Les centres de données ne sont pas des projets de construction classiques. Il y a vingt à vingt-cinq ans, même trois quarts des centres de données en Europe n’étaient pas rentables, et c’est une expérience qui ne devrait pas se répéter. Parmi les plus grands investisseurs dans les centres de données au monde, on trouve des fonds de pension car ce sont des investissements stables avec un rendement moyen d’environ 10 % par an.

De plus, si vous regardez la composition des investisseurs dans Digital Realty sur le New York Stock Exchange (NYSE: DLR), vous verrez de nombreux fonds de pension parmi les dix premiers investisseurs. C’est un modèle commercial à long terme qui, dans la phase initiale, alors qu’une partie significative de la capacité n’est pas remplie, crée des pertes opérationnelles, et ne devient très rentable que plus tard. Les plus grands centres sont plus rentables à long terme mais nécessitent une phase de remplissage plus longue et une forte liquidité.

Avez-vous des estimations sur l’impact d’un euro investi dans un centre de données sur l’ensemble de l’économie ?
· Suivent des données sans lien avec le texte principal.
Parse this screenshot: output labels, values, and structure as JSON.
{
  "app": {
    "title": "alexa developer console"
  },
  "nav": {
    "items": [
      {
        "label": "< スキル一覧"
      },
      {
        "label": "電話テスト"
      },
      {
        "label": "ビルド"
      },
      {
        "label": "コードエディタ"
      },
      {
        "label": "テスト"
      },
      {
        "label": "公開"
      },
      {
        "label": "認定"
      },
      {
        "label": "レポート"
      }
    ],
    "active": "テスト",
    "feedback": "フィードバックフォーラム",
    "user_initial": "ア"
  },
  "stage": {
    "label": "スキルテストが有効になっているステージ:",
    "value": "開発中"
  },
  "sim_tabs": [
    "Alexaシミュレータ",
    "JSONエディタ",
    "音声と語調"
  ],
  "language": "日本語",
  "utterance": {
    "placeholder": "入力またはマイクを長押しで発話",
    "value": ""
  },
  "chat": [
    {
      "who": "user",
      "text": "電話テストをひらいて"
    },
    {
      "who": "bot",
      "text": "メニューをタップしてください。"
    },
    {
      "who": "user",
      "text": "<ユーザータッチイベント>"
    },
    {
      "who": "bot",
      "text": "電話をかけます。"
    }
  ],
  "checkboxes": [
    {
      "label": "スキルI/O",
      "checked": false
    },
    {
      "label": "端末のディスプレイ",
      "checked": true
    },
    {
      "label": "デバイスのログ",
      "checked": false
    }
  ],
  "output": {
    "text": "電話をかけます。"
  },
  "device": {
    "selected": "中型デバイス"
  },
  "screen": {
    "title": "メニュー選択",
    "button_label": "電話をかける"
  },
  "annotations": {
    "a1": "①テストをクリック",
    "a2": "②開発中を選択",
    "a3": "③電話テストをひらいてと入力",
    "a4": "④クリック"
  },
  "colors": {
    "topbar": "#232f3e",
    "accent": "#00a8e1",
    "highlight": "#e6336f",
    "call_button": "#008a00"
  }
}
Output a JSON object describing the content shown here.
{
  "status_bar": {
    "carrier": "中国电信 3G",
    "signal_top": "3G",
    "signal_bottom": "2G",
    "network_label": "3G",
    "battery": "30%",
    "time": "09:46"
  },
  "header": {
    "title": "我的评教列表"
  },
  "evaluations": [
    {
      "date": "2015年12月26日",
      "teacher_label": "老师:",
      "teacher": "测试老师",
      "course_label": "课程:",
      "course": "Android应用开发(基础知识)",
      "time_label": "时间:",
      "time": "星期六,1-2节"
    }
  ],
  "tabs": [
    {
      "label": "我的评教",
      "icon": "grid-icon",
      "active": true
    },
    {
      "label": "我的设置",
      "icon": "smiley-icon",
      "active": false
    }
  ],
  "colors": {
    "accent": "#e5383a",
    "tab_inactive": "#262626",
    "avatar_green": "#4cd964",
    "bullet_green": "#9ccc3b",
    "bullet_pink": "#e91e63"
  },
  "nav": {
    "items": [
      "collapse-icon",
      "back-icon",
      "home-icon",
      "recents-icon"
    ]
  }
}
– En Croatie, une telle analyse n’a pas encore été réalisée. Cependant, une étude de Digital Realty en Espagne il y a quelques années a montré qu’un euro investi dans un centre de données génère jusqu’à neuf euros dans l’économie locale. La raison de cela n’est pas toujours évidente à première vue. À un emplacement, nous pouvons avoir, par exemple, environ vingt employés hautement qualifiés comme actuellement à Zagreb, mais il y a aussi de nombreux secteurs connexes : composants mécaniques et électriques, énergie, refroidissement, câblage, maintenance, nettoyage, services juridiques et marketing.

Juste à cet emplacement à Zagreb, nous avons plus de 50 fournisseurs de services de connectivité, que ce soit pour la capacité Internet en gros, le contenu (CDN) ou la connectivité optique dans la zone métropolitaine. Et tous ont leurs clusters de sous-traitants et de fournisseurs de leurs produits et services. Ainsi, environ vingt personnes employées en permanence engagent plusieurs centaines de personnes de divers fournisseurs et de nombreuses autres ressources commerciales, faisant du centre de données un levier significatif pour l’économie locale.